Measured with `go test -bench=. -benchmem -count=20`, compared via `benchstat`.

---

## How It Works

**Discovery (once per type).** `internal/reflectx` walks the struct via `reflect`, computes the absolute byte offset of every field from the struct base, and caches the result in a `sync.Map` keyed by `reflect.Type`.

**Scan (per row).** Inside `rows.Next()`, each field's address is `base + offset` — a single pointer addition. The resulting pointers go directly into `rows.Scan`. A `sync.Pool` of `[]any` slices reuses scan buffers across rows.

**Pointer embeddings** (`*EmbeddedStruct`) can't use flat-offset math because the GC needs to track intermediate allocations. These fall back to `AddrByTraversal`, which uses `reflect.NewAt(...).Elem().Set()` to trigger the write barrier.

---

## Safety & Correctness

This library uses `unsafe.Pointer`. The following invariants are enforced across all scan paths:

- **GC Liveness.** Every scan path calls `runtime.KeepAlive(vp)` after `rows.Scan` completes. Without it, liveness analysis could mark the `reflect.New`-allocated struct as dead while the driver is still writing to it. `KeepAlive` anchors the allocation through the entire I/O window.

- **Write Barriers.** Fields reached through pointer embeddings cannot use flat-offset math — the GC must be notified of intermediate allocations. `AddrByTraversal` uses `reflect.NewAt(ptrType, ptr).Elem().Set(reflect.New(target))`, which triggers the runtime write barrier. No direct `*(*unsafe.Pointer)(p) = ...` assignments.

- **`unsafe.Pointer` Rule Compliance.** All arithmetic follows Go spec rules (3) and (4): `base := unsafe.Pointer(vp.Pointer())` then `ptr := unsafe.Pointer(uintptr(base) + offset)` — no `uintptr` intermediaries escape to separate expressions. Alignment is deferred to `reflect.StructField.Offset` (compiler-guaranteed).

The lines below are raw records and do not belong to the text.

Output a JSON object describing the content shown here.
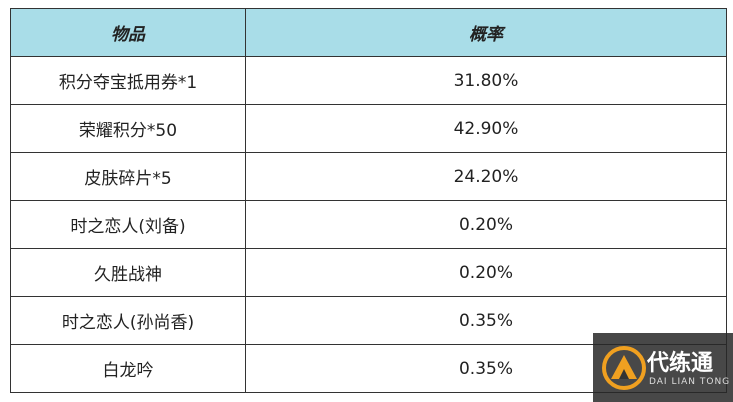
{
  "table": {
    "header": [
      "物品",
      "概率"
    ],
    "rows": [
      [
        "积分夺宝抵用券*1",
        "31.80%"
      ],
      [
        "荣耀积分*50",
        "42.90%"
      ],
      [
        "皮肤碎片*5",
        "24.20%"
      ],
      [
        "时之恋人(刘备)",
        "0.20%"
      ],
      [
        "久胜战神",
        "0.20%"
      ],
      [
        "时之恋人(孙尚香)",
        "0.35%"
      ],
      [
        "白龙吟",
        "0.35%"
      ]
    ]
  },
  "watermark": {
    "brand": "代练通",
    "pinyin": "DAI LIAN TONG"
  }
}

Fuzz targets (`FuzzTypeMap`, `FuzzRowScanBounds`) verify offset bounds. Property-based tests enforce `Get(ID) == NamedExec(Struct)` symmetry. All tests run under `-race`.

---

## Unsafe Mode

By default, sqlx-v2 returns an error for columns without a matching struct field — catching schema drift early.

**Unsafe mode** discards unmatched columns silently. Useful for `SELECT *` when you only need a subset:

```go
db.Unsafe = true
// or: unsafeDB := db.UnsafeDB() (original unchanged)
// or on a transaction: tx.Unsafe = true
```

```
// Safe mode error:
sqlx: missing destination name "extra_col" in struct MyStruct

// Unsafe mode: extra_col silently discarded. Matched columns scan normally.
```

Inherited from `jmoiron/sqlx` for full behavioral compatibility.

---

## v1 → v2

| | sqlx-v2 | jmoiron/sqlx (v1) |
| :--- | :--- | :--- |
| Go version | 1.24+ | any |
| Scan engine | Offset arithmetic, O(1) per field | Reflection tree traversal, O(depth) per field |
| Generic API | `SelectG[T]`, `GetG[T]`, `SelectIter[T]` | — |
| Classic API | `Select`, `Get`, `StructScan`, `MapScan`, `SliceScan` | same |
| `interface{}` boxing | Eliminated in generic path | Every field, every row |
| Import path | `github.com/rpadovani/sqlx-v2` | `github.com/jmoiron/sqlx` |

---

## Contributing

See [CONTRIBUTING.md](CONTRIBUTING.md). Architecture details: [ARCHITECTURE.md](ARCHITECTURE.md).

All changes must pass `go test -race ./...` and show no regression under `benchstat`.

## License

Apache 2.0 — [LICENSE](LICENSE).

## Disclaimer

This project is not an official Google project. It is not supported by Google and Google specifically disclaims all warranties as to its quality, merchantability, or fitness for any particular purpose.